International team finds INNULS tool overcomes STR limitations for degraded samples
February 6, 2018
DNA forensics labs have long struggled to analyze highly compromised evidence using short tandem repeat (STR) loci. Retrotransposable element insertion polymorphisms, or INNULs, have shown promise as an alternative for these specific sample types. But INNULs analysis raised its own challenges that, until now, prevented its application as a multiplexed marker system.
A new study by an independent research team shows that labs can move forward with confidence, even on highly degraded samples, with a commercially available INNULs tool. The study, published in the January 2018 issue of The International Journal of Legal Medicine, corroborated the INNULs-based InnoTyper® 21 system as “a useful complement to standard STR kits.”
STR analysis is well-established as a useful approach to comparing sequences in forensic biological evidence. Its shortcomings, however, stem from STRs’ large amplicon size. This makes the loci a poor tool for analyzing DNA samples with significant degradation or a low copy number. In addition, STRs’ high mutation rates make kinship tests a poor application.
Mitochondrial DNA (mtDNA) sequencing is currently the standard for degraded samples such as old human remains and hair shafts. But mtDNA’s low discrimination power and high labor intensity renders it less than ideal for sequencing. Plus, mtDNA analysis requires a specialized workflow, and it can’t differentiate offspring of the same maternal lineage.
A third solution, INNULs-based sequencing, has long held promise. The INNULs polymorphisms are non-coding, repetitive genomic sequences. They are comprised of long interspersed nuclear elements averaging 1 kb in length and short interspersed nuclear elements (SINEs) at 100-300 bp.
The significant difference in amplicon length creates a challenge, decreasing efficiency and increasing allele dropout. This challenge has hampered INNULs’ application as biomarkers—until now. The InnoTyper 21 system’s novel “mini-primer” design overcomes the size difference by positioning Alu, a type of SINE, primers at the junction of the insertion site, allowing the kit to detect specific INNUL targets. Furthermore, InnoTyper 21 is significantly less labor-intensive than mtDNA sequencing and does not require a specialized workflow.
“This strategy generates small amplicons of almost the same size and can type highly degraded DNA samples,” according to a research team led by R. S. Moura-Neto of Brazil’s Laboratório de Biologia Molecular Forense at the Universidade Federal do Rio de Janeiro. The research team—comprised of DNA forensics experts in Brazil, the U.S., and Saudi Arabia—tested the efficiency of the InnoTyper® 21 markers in a population sample, as well as one highly compromised sample from the Rio de Janeiro police. With InnoTyper 21, the researchers were able to produce a full INNUL profile of even the degraded police evidence.

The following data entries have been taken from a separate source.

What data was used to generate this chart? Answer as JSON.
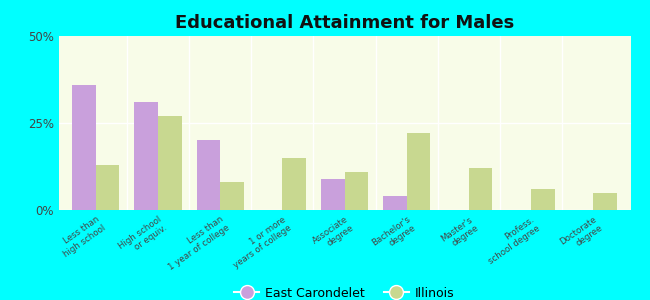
{
  "title": "Educational Attainment for Males",
  "categories": [
    "Less than\nhigh school",
    "High school\nor equiv.",
    "Less than\n1 year of college",
    "1 or more\nyears of college",
    "Associate\ndegree",
    "Bachelor's\ndegree",
    "Master's\ndegree",
    "Profess.\nschool degree",
    "Doctorate\ndegree"
  ],
  "east_carondelet": [
    36,
    31,
    20,
    0,
    9,
    4,
    0,
    0,
    0
  ],
  "illinois": [
    13,
    27,
    8,
    15,
    11,
    22,
    12,
    6,
    5
  ],
  "color_ec": "#c9a0dc",
  "color_il": "#c8d890",
  "background_chart_top": "#e8f0d0",
  "background_chart_bottom": "#f8fce8",
  "background_fig": "#00ffff",
  "ylim": [
    0,
    50
  ],
  "yticks": [
    0,
    25,
    50
  ],
  "ytick_labels": [
    "0%",
    "25%",
    "50%"
  ],
  "bar_width": 0.38,
  "legend_ec": "East Carondelet",
  "legend_il": "Illinois"
}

The study found no significant departures from Hardy-Weinberg equilibrium after the Bonferroni correction (α′ ≈ 0.05/20, p < 0.0025) and no significant linkage disequilibrium between markers. The results showed that InnoTyper 21 is discriminating, and the study corroborated the tool’s suitability for human identification with both distinct ethnic groups and admixed populations.
“This outcome indicates that INNULs are a useful set of markers and can complement conventional STRs, especially for challenged biological evidence such as those involving the identification of human remains, hair shafts, paraffin-embedded tissues, and other sample types,” according to the study.
Innotyper 21’s short amplicon size range is the key to its high sensitivity, high tolerance to degradation and inhibition, and high discrimination power. The amplicon size range of the kit’s markers is considerable smaller than commonly used STR kits. This gives InnoTyper 21 an advantage for forensic samples that have been previously untyped, even with mini-STR analysis.